Treatment for chronic fatigue syndrome (CFS) focuses on making you feel better so that you can resume a normal life. Simple measures you can take at home—such as improving your sleep habits and getting gentle exercise—are important parts of treatment. Talking with a counselor or psychologist has been proven to be helpful for people with CFS.3
Although there is no cure for CFS, many of its symptoms do respond to treatment.
Pain relievers that you can buy without a prescription, such as acetaminophen, ibuprofen, or aspirin, may help relieve headaches, muscle and joint pain, and other physical symptoms. Narcotic pain relievers, which require a prescription from a health professional, may become addictive if they are used frequently, so they are generally prescribed in the most severe cases on a short-term basis.
Taking antidepressants and getting counseling can help relieve your other symptoms, whether you have depression or not. Antidepressants are used to improve your mood, control your pain, and help you sleep. With CFS, treating both physical and psychological factors is important.
Home treatment is very important. Adjusting your daily schedule, improving your sleep habits, and getting regular, gentle exercise can often help you feel better. Beginning a graded exercise program, in which the level of exercise starts out easy and gradually grows more challenging, should be part of your treatment. Studies have shown that a carefully planned exercise program can help people with CFS regain their strength and energy and feel better.3 Remember that if you have CFS, you will be able to do only light exercise. Doing too much or increasing your level of exercise too quickly can make your symptoms worse. For more information on home treatment, see:
A type of counseling called cognitive-behavioral therapy has been shown to help people with CFS feel less tired.3 It is counseling that teaches people how to change the way they think and behave to cope more successfully with their fatigue and other symptoms.
Even though it's not easy, keeping a good attitude is a great benefit for people with CFS. Your mind and body are connected and influence each other. Physical illnesses can be made worse—or better—by your feelings and attitudes, and vice versa. Learn as much as you can about your disease and work with your doctor to learn ways to cope with your symptoms. Get emotional support from your health professionals as well as from your family and friends. It's easy to get caught in a cycle of frustration, anger, and depression. Learning to cope with your symptoms will help you avoid that cycle. For more information, see:
Regular visits to your doctor every few months can help track your progress and evaluate any changes in your symptoms that might indicate that your fatigue is caused by something other than CFS.
Treatment if the condition gets worse
The good news about CFS is that it rarely gets worse over time. In some people, it goes away in 1 or 2 years. Others have periods of relatively good health followed by periods of severe symptoms and great difficulty. Relapses are not unusual. Continue to see your doctor periodically to monitor changes in your condition.
What To Think About
Although the cause of chronic fatigue syndrome (CFS) is not well understood, the fatigue is real and can make day-to-day activities difficult. As you work toward regaining your strength and energy, don't go too fast. Aim for a gradual return to your previous level of activity.

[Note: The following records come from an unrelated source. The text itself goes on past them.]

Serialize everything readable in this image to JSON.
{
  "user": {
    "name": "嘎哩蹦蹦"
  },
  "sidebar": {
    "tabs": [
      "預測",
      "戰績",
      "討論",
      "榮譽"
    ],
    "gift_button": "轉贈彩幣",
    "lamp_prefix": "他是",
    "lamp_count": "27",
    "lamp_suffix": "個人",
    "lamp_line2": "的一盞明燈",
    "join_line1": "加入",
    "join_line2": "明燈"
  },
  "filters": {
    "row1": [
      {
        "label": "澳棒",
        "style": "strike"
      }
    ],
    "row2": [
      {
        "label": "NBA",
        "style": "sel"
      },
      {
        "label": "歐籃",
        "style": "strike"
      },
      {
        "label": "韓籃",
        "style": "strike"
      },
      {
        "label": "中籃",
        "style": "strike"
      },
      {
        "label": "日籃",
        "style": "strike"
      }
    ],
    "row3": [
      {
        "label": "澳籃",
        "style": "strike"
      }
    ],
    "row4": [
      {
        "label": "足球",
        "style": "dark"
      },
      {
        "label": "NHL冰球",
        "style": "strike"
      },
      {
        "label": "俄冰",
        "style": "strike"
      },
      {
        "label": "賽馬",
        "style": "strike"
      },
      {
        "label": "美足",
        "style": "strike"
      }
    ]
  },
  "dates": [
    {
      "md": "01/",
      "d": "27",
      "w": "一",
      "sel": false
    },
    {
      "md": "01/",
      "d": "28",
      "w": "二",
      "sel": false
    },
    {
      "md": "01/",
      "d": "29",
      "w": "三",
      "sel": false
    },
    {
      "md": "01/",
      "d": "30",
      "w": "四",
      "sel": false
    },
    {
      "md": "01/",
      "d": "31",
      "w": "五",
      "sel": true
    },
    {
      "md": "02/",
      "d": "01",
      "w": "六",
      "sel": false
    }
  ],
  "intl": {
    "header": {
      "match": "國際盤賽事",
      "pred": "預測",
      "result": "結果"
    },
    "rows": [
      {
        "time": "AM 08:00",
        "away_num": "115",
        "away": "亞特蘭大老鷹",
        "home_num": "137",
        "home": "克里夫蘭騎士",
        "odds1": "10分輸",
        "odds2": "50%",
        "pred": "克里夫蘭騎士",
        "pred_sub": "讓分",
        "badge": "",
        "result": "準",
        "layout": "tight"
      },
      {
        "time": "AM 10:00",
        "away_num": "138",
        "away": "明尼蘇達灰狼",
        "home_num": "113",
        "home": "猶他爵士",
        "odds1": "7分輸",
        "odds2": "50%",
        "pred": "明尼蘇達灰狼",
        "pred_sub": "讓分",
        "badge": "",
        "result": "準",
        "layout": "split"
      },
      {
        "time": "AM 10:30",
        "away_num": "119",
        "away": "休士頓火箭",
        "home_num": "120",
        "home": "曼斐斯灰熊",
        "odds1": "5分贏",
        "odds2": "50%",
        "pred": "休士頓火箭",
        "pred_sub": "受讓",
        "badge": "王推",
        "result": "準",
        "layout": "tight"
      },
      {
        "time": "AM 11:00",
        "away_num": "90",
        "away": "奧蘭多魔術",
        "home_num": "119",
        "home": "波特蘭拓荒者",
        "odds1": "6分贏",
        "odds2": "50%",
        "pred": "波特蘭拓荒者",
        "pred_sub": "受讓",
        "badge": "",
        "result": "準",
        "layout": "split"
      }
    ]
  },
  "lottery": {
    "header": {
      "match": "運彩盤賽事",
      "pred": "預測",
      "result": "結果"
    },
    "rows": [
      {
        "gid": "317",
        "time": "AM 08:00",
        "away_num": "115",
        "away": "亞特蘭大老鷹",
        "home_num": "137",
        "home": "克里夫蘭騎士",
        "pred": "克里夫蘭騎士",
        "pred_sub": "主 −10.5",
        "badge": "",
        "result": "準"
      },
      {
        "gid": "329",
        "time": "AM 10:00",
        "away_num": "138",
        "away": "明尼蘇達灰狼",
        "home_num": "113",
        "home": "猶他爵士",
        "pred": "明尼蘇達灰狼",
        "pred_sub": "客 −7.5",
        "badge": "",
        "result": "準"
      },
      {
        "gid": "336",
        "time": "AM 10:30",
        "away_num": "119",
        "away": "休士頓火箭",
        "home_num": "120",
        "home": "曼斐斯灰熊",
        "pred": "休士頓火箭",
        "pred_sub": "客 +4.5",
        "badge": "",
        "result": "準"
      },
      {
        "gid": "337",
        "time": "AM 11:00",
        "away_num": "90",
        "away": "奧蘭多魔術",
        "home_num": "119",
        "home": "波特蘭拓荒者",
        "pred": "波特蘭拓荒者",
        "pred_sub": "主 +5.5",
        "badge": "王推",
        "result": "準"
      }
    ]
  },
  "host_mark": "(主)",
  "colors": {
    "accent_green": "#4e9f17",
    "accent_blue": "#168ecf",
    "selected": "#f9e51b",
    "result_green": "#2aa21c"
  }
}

Doctors focus on giving support, information, and counseling, and on treating any problems that arise as a result of symptoms of CFS. If you are depressed, your doctor may prescribe an antidepressant. Medicines are also prescribed to help you sleep, relieve your pain, and treat blood-pressure problems. Blood pressure problems may include orthostatic hypotension in which your heart beats faster and your blood pressure drops when you stand or sit up quickly.
Joining a support group can reassure you that there are others who share your experience, that you are not alone. Talking to others who have CFS can help you maintain a good attitude, which is critically important to feeling better.
Chronic fatigue syndrome (CFS) can be neither prevented nor cured. Home treatment and, when appropriate, certain medicines can help control or reduce symptoms.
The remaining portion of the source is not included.